Ama Kur’an-ı Kerim’in anlamını bilerek okuyan, tefsir yapan veya İslami ilimler alanında çalışanlar için hafız olmanın çok büyük avantaj sağladığı açıktır.
İslami konularda bilgi ve görüşlerini dinlediğimiz değerli hocalarımız var. Bu hocaların, özellikle yorumlarını doğrudan Kur’an ayetlerine dayandıranları takdir ediyorum. Bunların, bir konudan bahis açıldığında, “falan surenin falan numaralı ayetleri ile filanca surenin şu numaralı ayetinde Allah şöyle buyuruyor” diye hemen konu ile alakalı sureleri ezbere okumaları ve yorumlamalarını hayretle ve imrenerek dinlerim.

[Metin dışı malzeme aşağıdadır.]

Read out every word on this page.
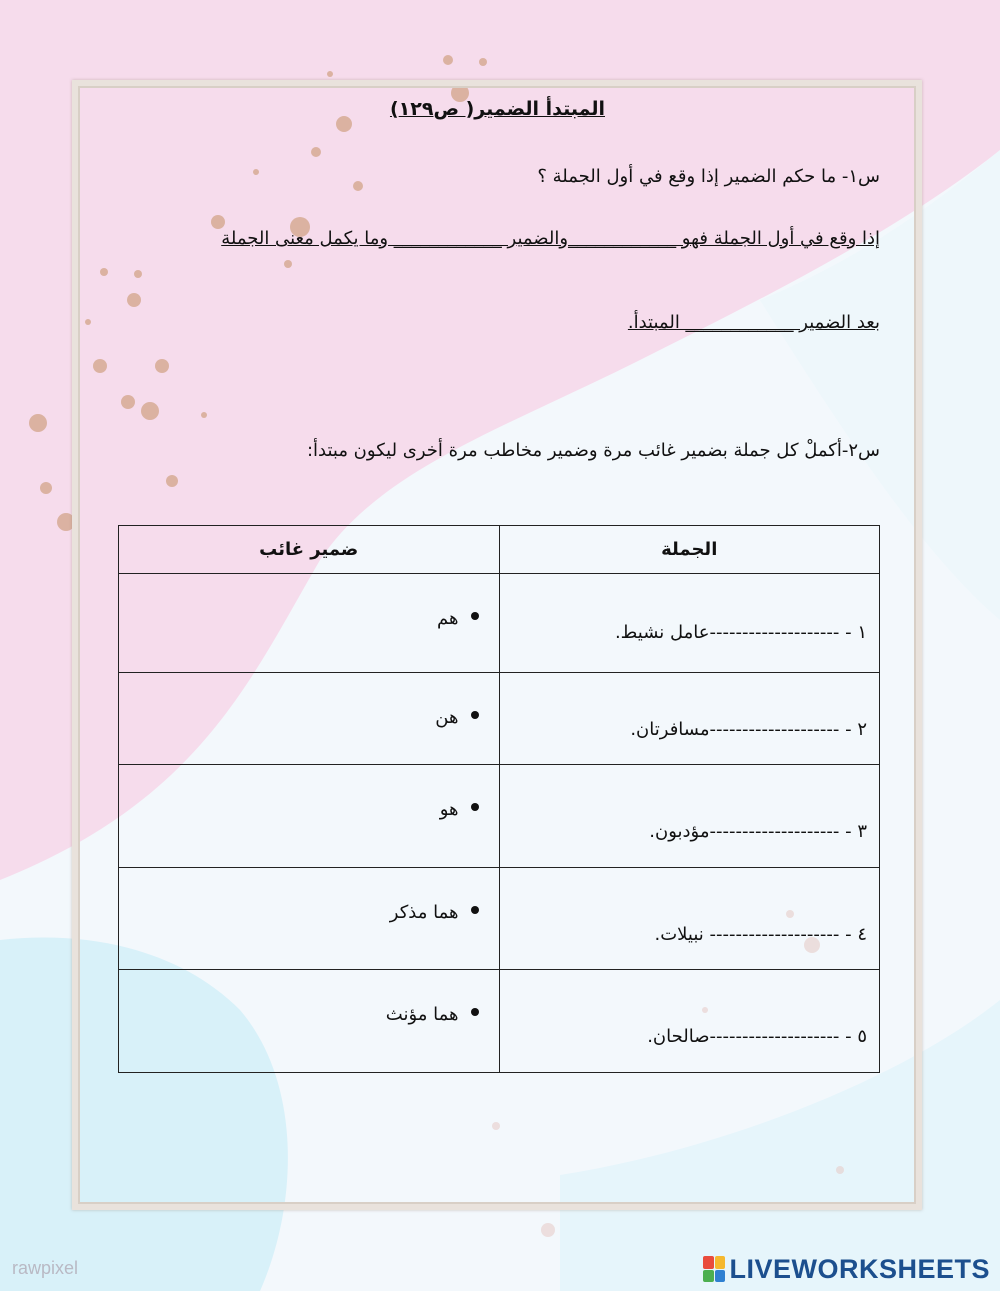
المبتدأ الضمير( ص١٢٩)
س١- ما حكم الضمير إذا وقع في أول الجملة ؟
إذا وقع في أول الجملة فهو ____________والضمير ____________ وما يكمل معنى الجملة
بعد الضمير ____________ المبتدأ.
س٢-أكملْ كل جملة بضمير غائب مرة وضمير مخاطب مرة أخرى ليكون مبتدأ:
الجملة	ضمير غائب

١ - --------------------عامل نشيط.	هم

٢ - --------------------مسافرتان.	هن

٣ - --------------------مؤدبون.	هو

٤ - -------------------- نبيلات.	هما مذكر

٥ - --------------------صالحان.	هما مؤنث
rawpixel	LIVEWORKSHEETS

Bu tür bilim insanlarının ezberi de ellerindeki bilgiyi yaratıcı bir şekilde yorumlamaya hizmet ettiği için yararlı ezberdir.
Ama yüzyıllardır çeşitli dini, siyasi akımların etkisi ile ortaya çıkan belli uygulamaları ve rivayetleri ezberlemenin ve bunları sorgulamadan tekrar etmenin bir yararı olmadığı kanaatindeyim.